Meg décida d’arrêter d’y penser trop fort. Un client qui paie, aussi suspect qu’il puisse paraître, était un bon client.

« Très bien, vous pouvez le prendre tel quel. »

En baissant la tête, Meg s’était dirigée vers le comptoir.

Quittant la boutique, Ryoma poussa un lourd soupir tout en s’assurant prudemment que personne ne le remarquerait.

« Ouf… D’une façon ou d’une autre, je m’en suis sorti. »

C’était juste du shopping, et ce n’était pas un enfant, il devait alors avoir sûrement de l’expérience dans les magasins. Mais jamais auparavant dans la vie de Ryoma, il avait été soumis à autant de stress dans un magasin. Mais peu importe comment il y arrivait, il l’avait tout de même fait.

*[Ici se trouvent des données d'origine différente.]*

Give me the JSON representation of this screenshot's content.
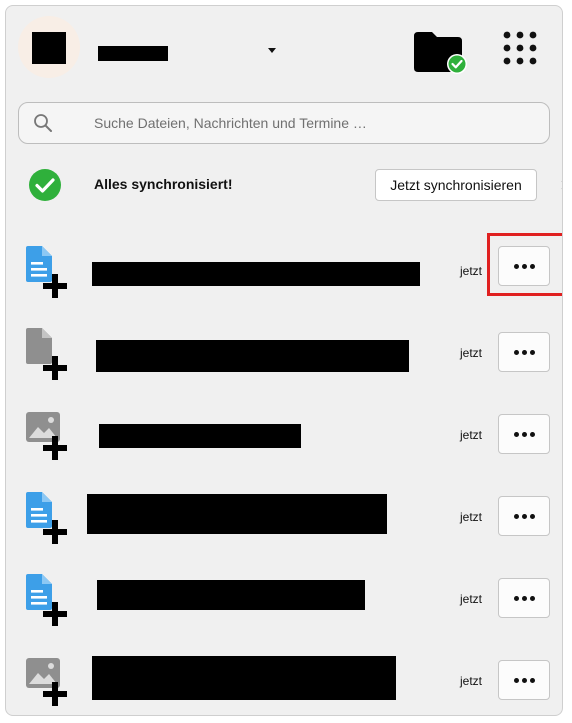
{
  "header": {
    "avatar_icon": "avatar-placeholder",
    "folder_status_icon": "folder-synced-icon",
    "apps_icon": "apps-grid-icon"
  },
  "search": {
    "placeholder": "Suche Dateien, Nachrichten und Termine …"
  },
  "sync": {
    "status": "Alles synchronisiert!",
    "button_label": "Jetzt synchronisieren",
    "status_color": "#2fb03b"
  },
  "activities": [
    {
      "file_type": "document",
      "time": "jetzt"
    },
    {
      "file_type": "file",
      "time": "jetzt"
    },
    {
      "file_type": "image",
      "time": "jetzt"
    },
    {
      "file_type": "document",
      "time": "jetzt"
    },
    {
      "file_type": "document",
      "time": "jetzt"
    },
    {
      "file_type": "image",
      "time": "jetzt"
    }
  ],
  "colors": {
    "doc_blue": "#3d9fe8",
    "gray_file": "#8f8f8f",
    "highlight": "#e02020",
    "green": "#2fb03b"
  }
}
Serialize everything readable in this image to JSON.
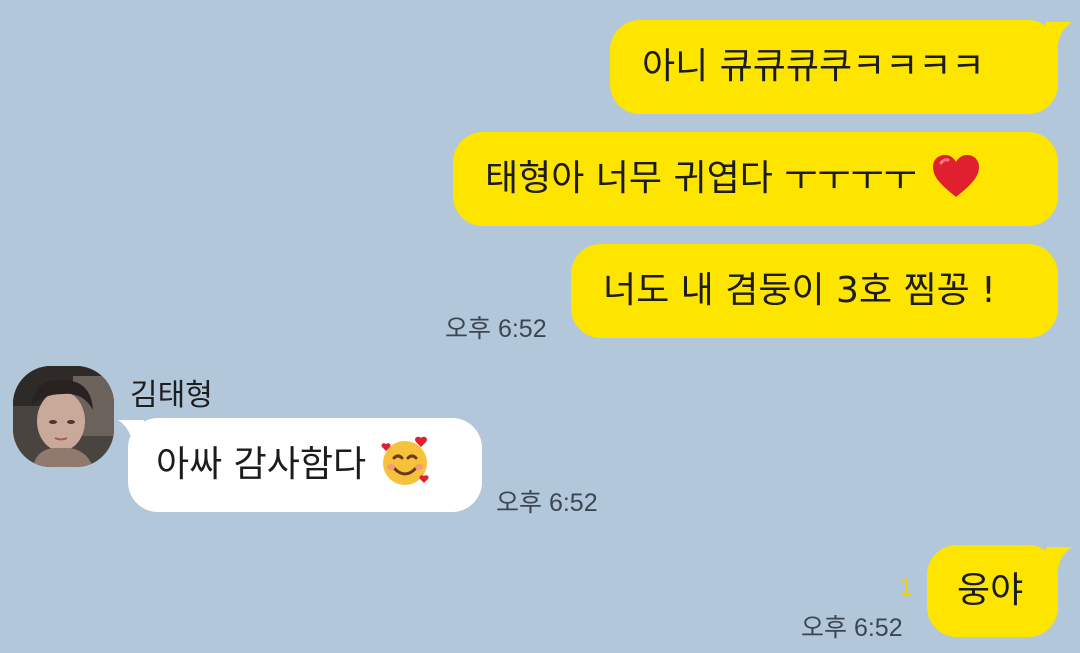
{
  "messages": {
    "m1": {
      "text": "아니 큐큐큐쿠ㅋㅋㅋㅋ"
    },
    "m2": {
      "text": "태형아 너무 귀엽다 ㅜㅜㅜㅜ",
      "emoji": "red-heart-icon"
    },
    "m3": {
      "text": "너도 내 겸둥이 3호 찜꽁 !",
      "time": "오후 6:52"
    },
    "m4": {
      "sender": "김태형",
      "text": "아싸 감사함다",
      "emoji": "smiling-face-with-hearts-icon",
      "time": "오후 6:52"
    },
    "m5": {
      "text": "웅야",
      "unread": "1",
      "time": "오후 6:52"
    }
  },
  "colors": {
    "background": "#b2c7d9",
    "outgoing_bubble": "#fee500",
    "incoming_bubble": "#ffffff",
    "unread": "#f2d000"
  }
}
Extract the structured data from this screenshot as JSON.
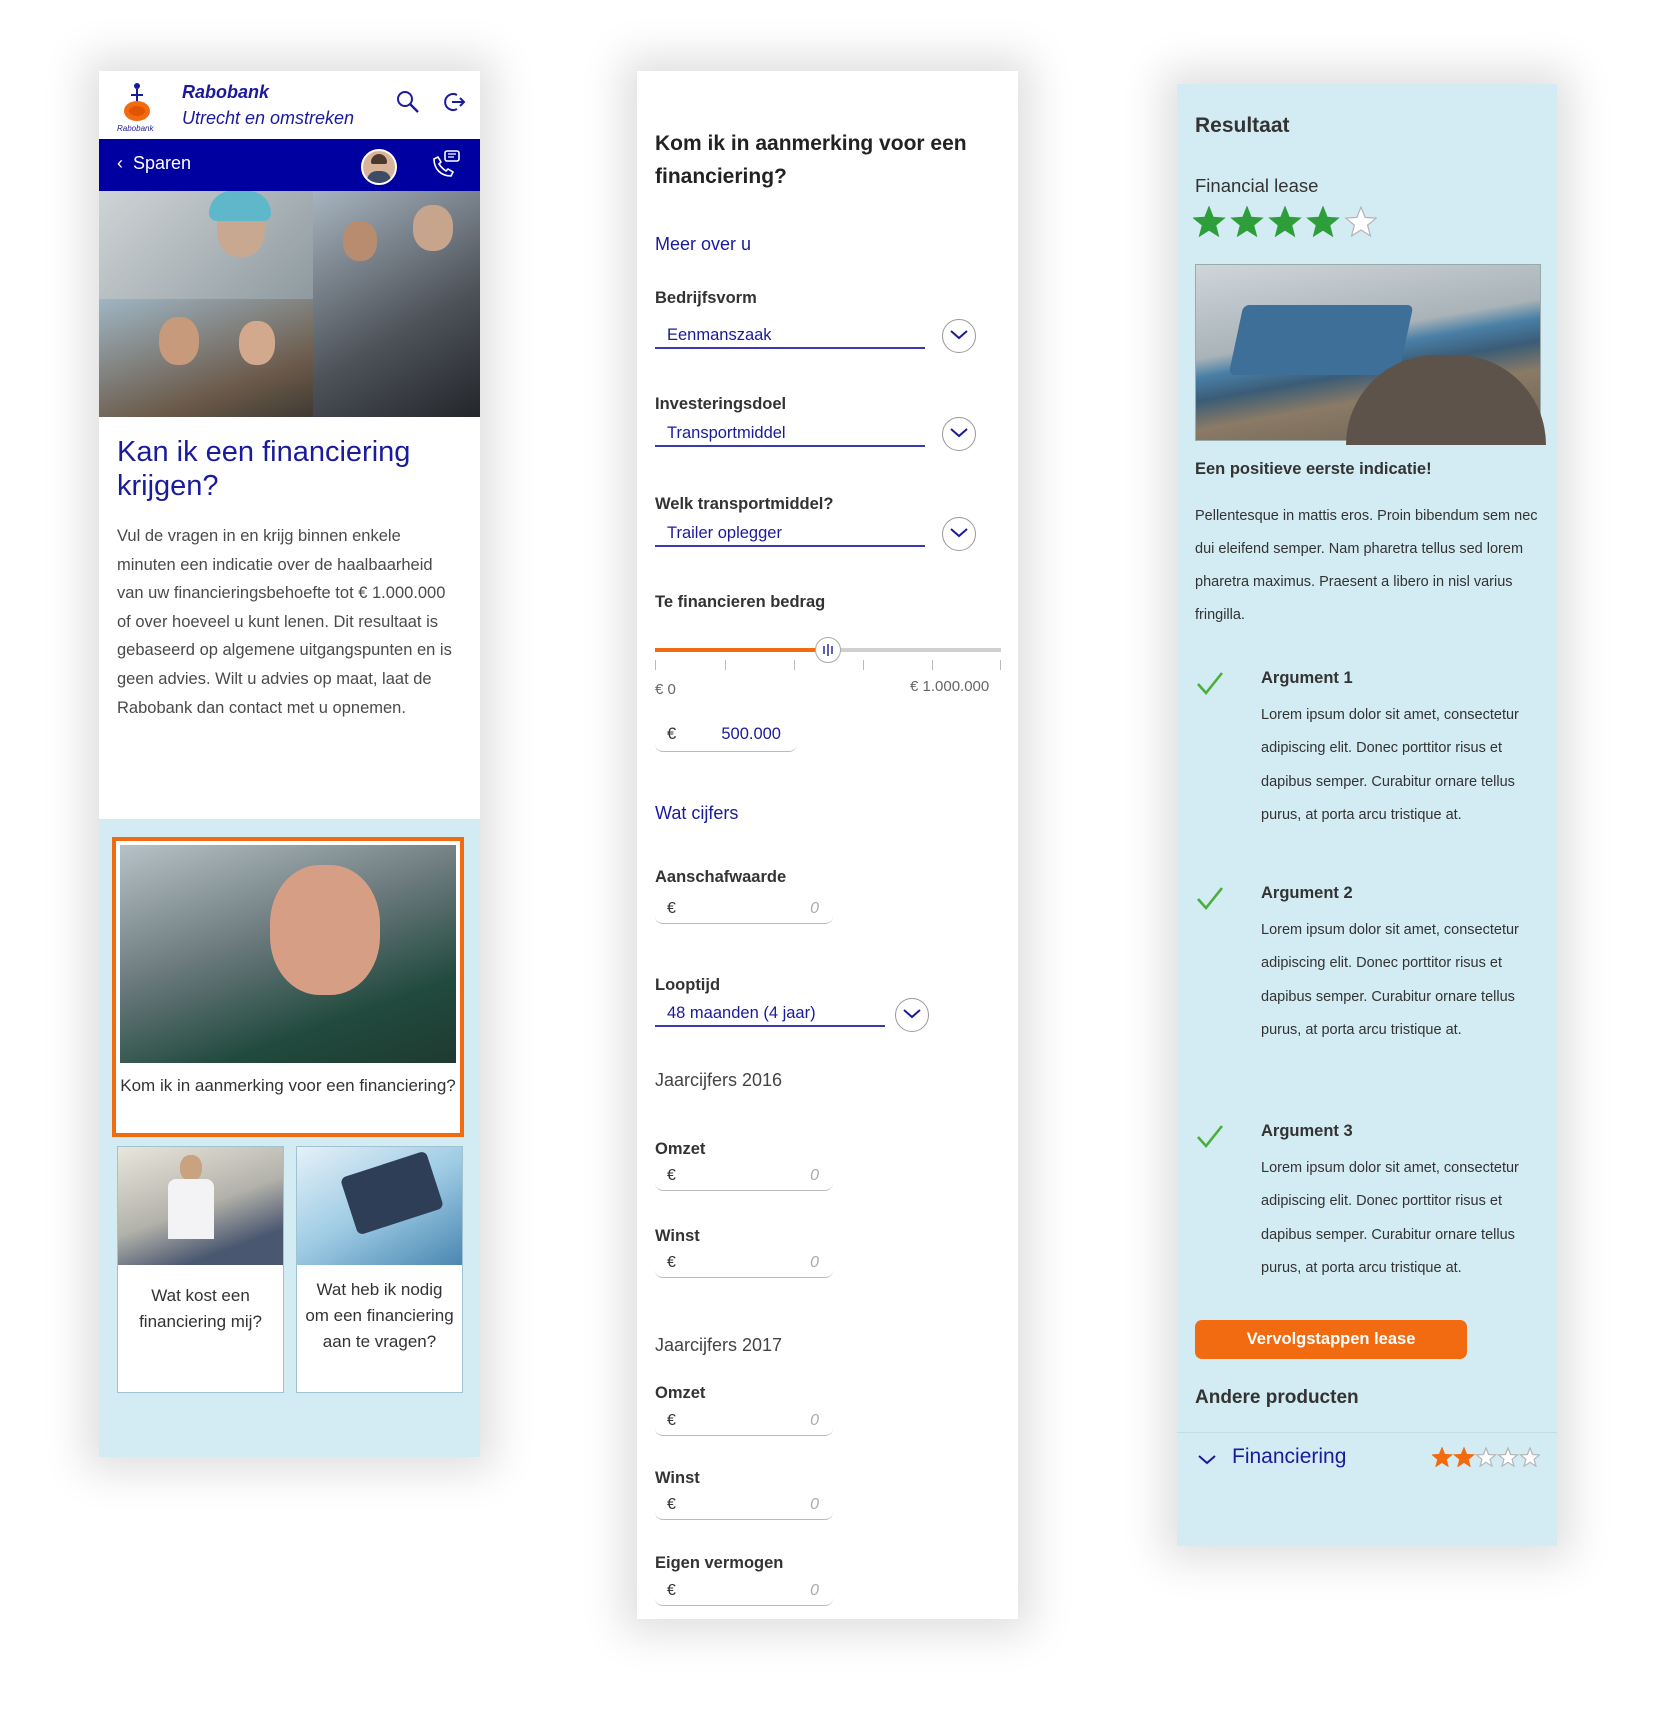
{
  "panel1": {
    "brand": {
      "line1": "Rabobank",
      "line2": "Utrecht en omstreken",
      "logo_text": "Rabobank"
    },
    "nav": {
      "back_label": "Sparen"
    },
    "icons": {
      "search": "search-icon",
      "logout": "logout-icon",
      "call": "phone-chat-icon",
      "back": "chevron-left-icon"
    },
    "title": "Kan ik een financiering krijgen?",
    "body": "Vul de vragen in en krijg binnen enkele minuten een indicatie over de haalbaarheid van uw financieringsbehoefte tot € 1.000.000 of over hoeveel u kunt lenen. Dit resultaat is gebaseerd op algemene uitgangspunten en is geen advies. Wilt u advies op maat, laat de Rabobank dan contact met u opnemen.",
    "card_main": "Kom ik in aanmerking voor een financiering?",
    "card_left": "Wat kost een financiering mij?",
    "card_right": "Wat heb ik nodig om een financiering aan te vragen?"
  },
  "panel2": {
    "title": "Kom ik in aanmerking voor een financiering?",
    "section_about": "Meer over u",
    "bedrijfsvorm": {
      "label": "Bedrijfsvorm",
      "value": "Eenmanszaak"
    },
    "investeringsdoel": {
      "label": "Investeringsdoel",
      "value": "Transportmiddel"
    },
    "transportmiddel": {
      "label": "Welk transportmiddel?",
      "value": "Trailer oplegger"
    },
    "bedrag": {
      "label": "Te financieren bedrag",
      "min_label": "€ 0",
      "max_label": "€ 1.000.000",
      "currency": "€",
      "value": "500.000",
      "fraction": 0.5
    },
    "section_figures": "Wat cijfers",
    "aanschafwaarde": {
      "label": "Aanschafwaarde",
      "currency": "€",
      "placeholder": "0"
    },
    "looptijd": {
      "label": "Looptijd",
      "value": "48 maanden (4 jaar)"
    },
    "jaar2016": {
      "heading": "Jaarcijfers 2016",
      "omzet": "Omzet",
      "winst": "Winst",
      "currency": "€",
      "placeholder": "0"
    },
    "jaar2017": {
      "heading": "Jaarcijfers 2017",
      "omzet": "Omzet",
      "winst": "Winst",
      "eigen": "Eigen vermogen",
      "currency": "€",
      "placeholder": "0"
    }
  },
  "panel3": {
    "title": "Resultaat",
    "product": "Financial lease",
    "rating": 4,
    "rating_max": 5,
    "headline": "Een positieve eerste indicatie!",
    "paragraph": "Pellentesque in mattis eros. Proin bibendum sem nec dui eleifend semper. Nam pharetra tellus sed lorem pharetra maximus. Praesent a libero in nisl varius fringilla.",
    "arguments": [
      {
        "title": "Argument 1",
        "body": "Lorem ipsum dolor sit amet, consectetur adipiscing elit. Donec porttitor risus et dapibus semper. Curabitur ornare tellus purus, at porta arcu tristique at."
      },
      {
        "title": "Argument 2",
        "body": "Lorem ipsum dolor sit amet, consectetur adipiscing elit. Donec porttitor risus et dapibus semper. Curabitur ornare tellus purus, at porta arcu tristique at."
      },
      {
        "title": "Argument 3",
        "body": "Lorem ipsum dolor sit amet, consectetur adipiscing elit. Donec porttitor risus et dapibus semper. Curabitur ornare tellus purus, at porta arcu tristique at."
      }
    ],
    "cta": "Vervolgstappen lease",
    "other_title": "Andere producten",
    "other_item": {
      "label": "Financiering",
      "rating": 2,
      "rating_max": 5
    }
  },
  "colors": {
    "brand_blue": "#0000a0",
    "accent_orange": "#f26b10",
    "star_green": "#2e9e3a",
    "check_green": "#4caf3a",
    "panel_bg": "#d3ebf3"
  }
}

« Maintenant, c’est une course contre la montre. »

Chuchotant à lui-même, Ryoma se fraya un chemin sur la route principale et à l’extérieur des murs, pour se débarrasser de ses poursuivants encore invisibles.

« Madame, je t’en supplie, donne-moi le plat du jour. Fais-moi une portion géante, s’il te plaît. »

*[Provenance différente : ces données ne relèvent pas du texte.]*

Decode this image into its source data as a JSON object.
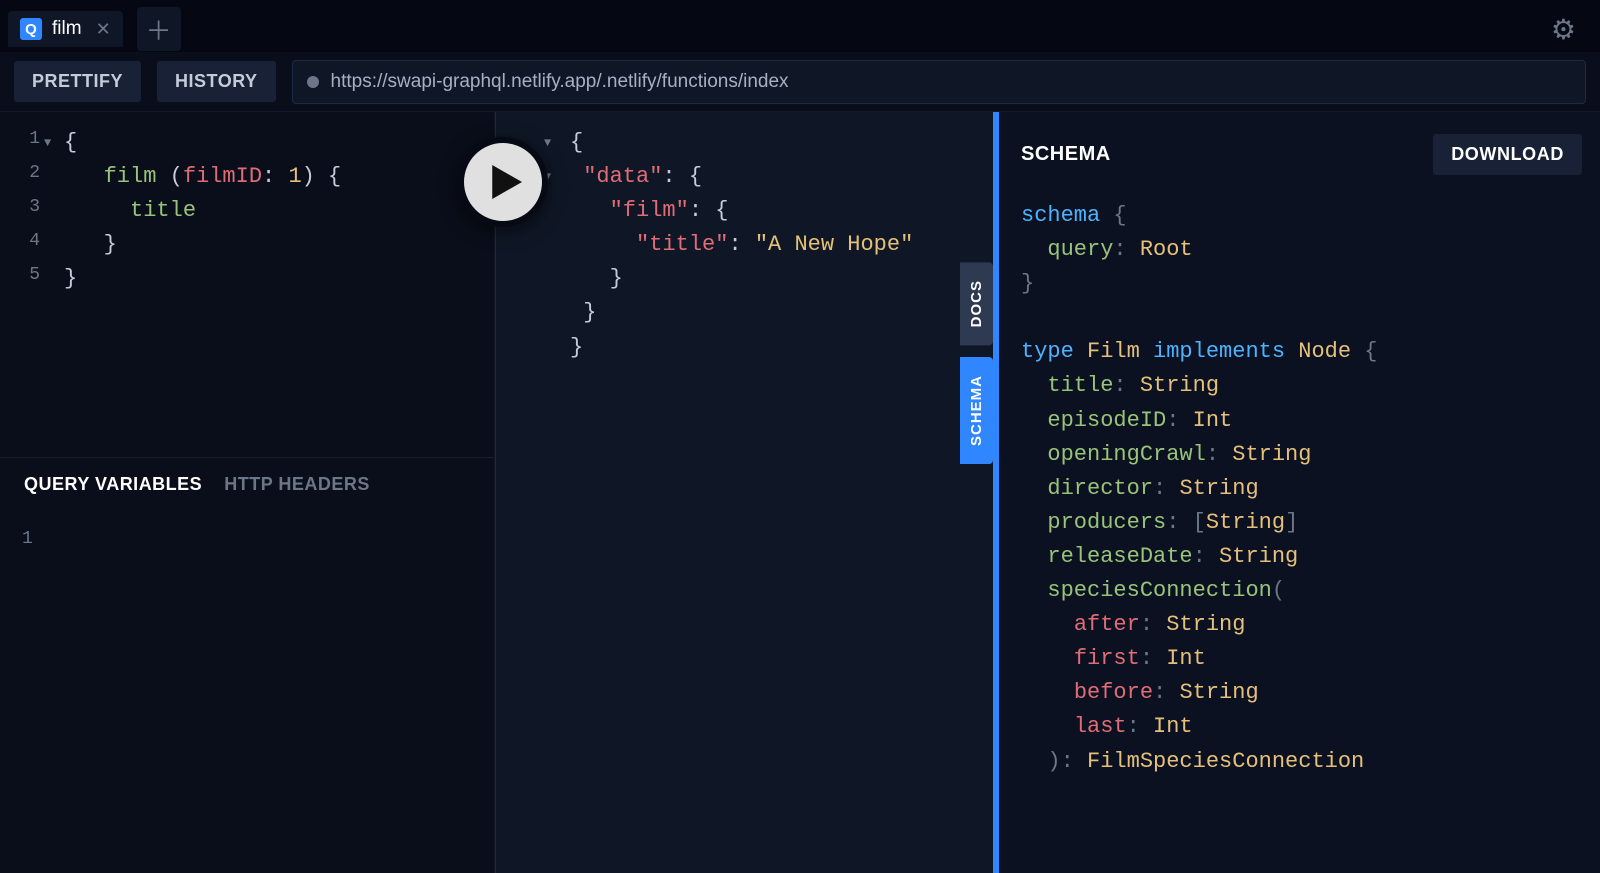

Ryoma se trouvait maintenant dans un établissement situé dans une ruelle sombre de l’autre côté de la rue principale. Son nom était le Sea Rumble Parlor. C’était le genre de restaurant qui était visiblement attaché à la ville où il se trouvait. Mais contrairement à son apparence sale, son intérieur était assez propre. Il servait les hommes, les femmes et ceux qui avaient des enfants. C’était un endroit très accueillant.

Il devait être environ trois heures de l’après-midi lorsque Ryoma obtint enfin son déjeuner tant attendu, vêtu de la chemise noire et du pantalon qu’il avait acheté au magasin de Meg.

D’une manière ou d’une autre, je l’ai fait dans les temps…

Ryoma se rappela comment, alors qu’il revenait de l’extérieur des murs, il passa devant une petite armée et jeta un coup d’œil à leurs commandants. Ils étaient tous à cheval. Ils ne pouvaient avoir qu’un seul objectif.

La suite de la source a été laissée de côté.